Leserbriefe

Drohungen bringen uns nicht weiter

Kai Hansen, Nürtingen. Zu den Leserbriefen „Oh, diese Putin-Versteher“ vom 6. September und „Keine Unterstützung für die Faschisten“ vom 25. August. Das Verhältnis zwischen der EU, den USA und Russland ist dramatisch schlecht. Es herrscht eine babylonische mediale Verwirrung und jede Menge Eskalationsrhetorik, was die Einschätzung der Lage angeht. Das wird nicht zuletzt gesteigert, wenn bei einem NATO-Treffen in Wales schweres Kriegsgerät vor dem Tagungshotel aufgefahren wird und der politische NATO-Oberste Rasmussen seine Stunde als Kriegstreiber gekommen sieht.

Selbst der Bundespräsident macht bellizistische Außenpolitik, wenn er in Richtung Russland öffentlich verspricht: „Wir werden Politik, Wirtschaft und Verteidigungsbereitschaft den neuen Umständen anpassen.“ – Mir scheint es schlimm, wenn in den Diskussionen hierzulande eine Schwarz-Weiß-Rhetorik Platz greift. In der einen Ecke die Faschisten in Kiew, in der anderen das schlimme Wort gegen die „Putin-Versteher“. Mit „Schlag“-Worten erzeugt man Gegner, die man auf diesem Wege mundtot machen möchte, wie zuletzt beim „Wutbürger“.

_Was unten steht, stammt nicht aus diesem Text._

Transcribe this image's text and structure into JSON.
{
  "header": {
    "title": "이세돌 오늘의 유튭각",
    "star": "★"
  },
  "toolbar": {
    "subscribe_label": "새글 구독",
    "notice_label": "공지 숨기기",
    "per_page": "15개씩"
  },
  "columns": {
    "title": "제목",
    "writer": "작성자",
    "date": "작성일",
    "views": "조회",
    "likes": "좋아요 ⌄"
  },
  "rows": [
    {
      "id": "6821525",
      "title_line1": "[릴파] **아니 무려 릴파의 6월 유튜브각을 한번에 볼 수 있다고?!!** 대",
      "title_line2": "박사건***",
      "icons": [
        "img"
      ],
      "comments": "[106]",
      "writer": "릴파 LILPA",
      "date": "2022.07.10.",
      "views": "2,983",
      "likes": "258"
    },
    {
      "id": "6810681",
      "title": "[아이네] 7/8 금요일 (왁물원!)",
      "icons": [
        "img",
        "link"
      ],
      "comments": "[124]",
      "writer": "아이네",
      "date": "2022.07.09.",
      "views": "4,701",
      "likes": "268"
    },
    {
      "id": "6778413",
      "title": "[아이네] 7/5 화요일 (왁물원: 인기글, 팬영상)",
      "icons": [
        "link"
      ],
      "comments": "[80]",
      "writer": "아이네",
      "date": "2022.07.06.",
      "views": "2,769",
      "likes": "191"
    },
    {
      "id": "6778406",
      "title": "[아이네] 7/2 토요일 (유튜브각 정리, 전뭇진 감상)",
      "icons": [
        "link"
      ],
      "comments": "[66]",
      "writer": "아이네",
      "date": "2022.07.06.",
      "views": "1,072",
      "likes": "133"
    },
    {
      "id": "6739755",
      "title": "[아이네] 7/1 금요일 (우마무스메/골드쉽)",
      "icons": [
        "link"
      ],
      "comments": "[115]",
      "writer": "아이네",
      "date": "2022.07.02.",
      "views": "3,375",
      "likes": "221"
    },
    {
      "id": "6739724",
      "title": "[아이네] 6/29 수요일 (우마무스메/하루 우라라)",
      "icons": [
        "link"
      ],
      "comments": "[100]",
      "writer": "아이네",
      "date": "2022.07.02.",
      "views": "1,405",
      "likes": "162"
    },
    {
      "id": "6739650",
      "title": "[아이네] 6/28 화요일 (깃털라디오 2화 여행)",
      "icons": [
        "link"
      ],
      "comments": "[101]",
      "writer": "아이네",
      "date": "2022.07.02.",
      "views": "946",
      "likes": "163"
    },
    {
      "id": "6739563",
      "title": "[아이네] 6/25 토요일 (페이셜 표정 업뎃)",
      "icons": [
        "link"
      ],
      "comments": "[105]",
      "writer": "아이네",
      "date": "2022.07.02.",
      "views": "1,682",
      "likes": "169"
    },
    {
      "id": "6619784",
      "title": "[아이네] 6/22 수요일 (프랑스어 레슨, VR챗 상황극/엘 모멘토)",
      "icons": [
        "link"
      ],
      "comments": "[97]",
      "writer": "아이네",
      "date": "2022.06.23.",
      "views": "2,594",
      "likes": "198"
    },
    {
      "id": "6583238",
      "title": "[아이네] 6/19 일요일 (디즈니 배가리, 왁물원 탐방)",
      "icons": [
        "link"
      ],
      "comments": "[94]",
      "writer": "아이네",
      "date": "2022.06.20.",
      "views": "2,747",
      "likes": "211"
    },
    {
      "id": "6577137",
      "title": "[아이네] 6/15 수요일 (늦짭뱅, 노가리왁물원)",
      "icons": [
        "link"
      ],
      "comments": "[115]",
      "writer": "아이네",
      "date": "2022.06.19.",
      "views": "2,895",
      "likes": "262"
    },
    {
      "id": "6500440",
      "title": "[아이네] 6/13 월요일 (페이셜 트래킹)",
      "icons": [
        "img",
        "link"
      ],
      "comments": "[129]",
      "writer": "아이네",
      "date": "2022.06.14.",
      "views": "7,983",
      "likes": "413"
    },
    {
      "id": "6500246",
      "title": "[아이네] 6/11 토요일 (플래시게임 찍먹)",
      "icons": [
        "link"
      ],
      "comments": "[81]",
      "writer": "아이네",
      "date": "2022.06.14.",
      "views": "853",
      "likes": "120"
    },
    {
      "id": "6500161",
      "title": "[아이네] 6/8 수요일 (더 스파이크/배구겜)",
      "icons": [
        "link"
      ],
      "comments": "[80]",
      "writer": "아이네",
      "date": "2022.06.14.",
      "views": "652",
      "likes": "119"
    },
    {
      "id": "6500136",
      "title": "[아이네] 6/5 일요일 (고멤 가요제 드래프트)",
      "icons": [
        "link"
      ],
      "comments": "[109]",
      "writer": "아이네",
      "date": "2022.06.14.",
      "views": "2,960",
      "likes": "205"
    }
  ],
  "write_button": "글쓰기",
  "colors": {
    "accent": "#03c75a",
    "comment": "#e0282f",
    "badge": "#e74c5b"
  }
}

Ich möchte die beiden verdienten SPD-Politiker Dieter Auch und Peter Reinhardt und alle anderen Lager-Bewohner darum bitten, sich an den Begriff der europäischen Mitte-Politik, bei aller Anerkennung der Westbindung, zu erinnern. Unsere Mitte-Position verpflichtet zu Entspannungspolitik, nicht zum Mitheulen im Brustton moralischer Überlegenheit. Nicht die Religionen, sondern unser moralischer und ökonomischer Überlegenheitsgestus tritt als eine Ursache für viele Kriege hervor.

Kein Wohlstands-Argument rechtfertigt Kriegstreiberei. Ebenfalls rechtfertigt kein Wachstumsversprechen eine Vasallen-Position gegenüber expansiven und aggressiven Investoren-Gruppen. Das darf Politik nicht bestimmen.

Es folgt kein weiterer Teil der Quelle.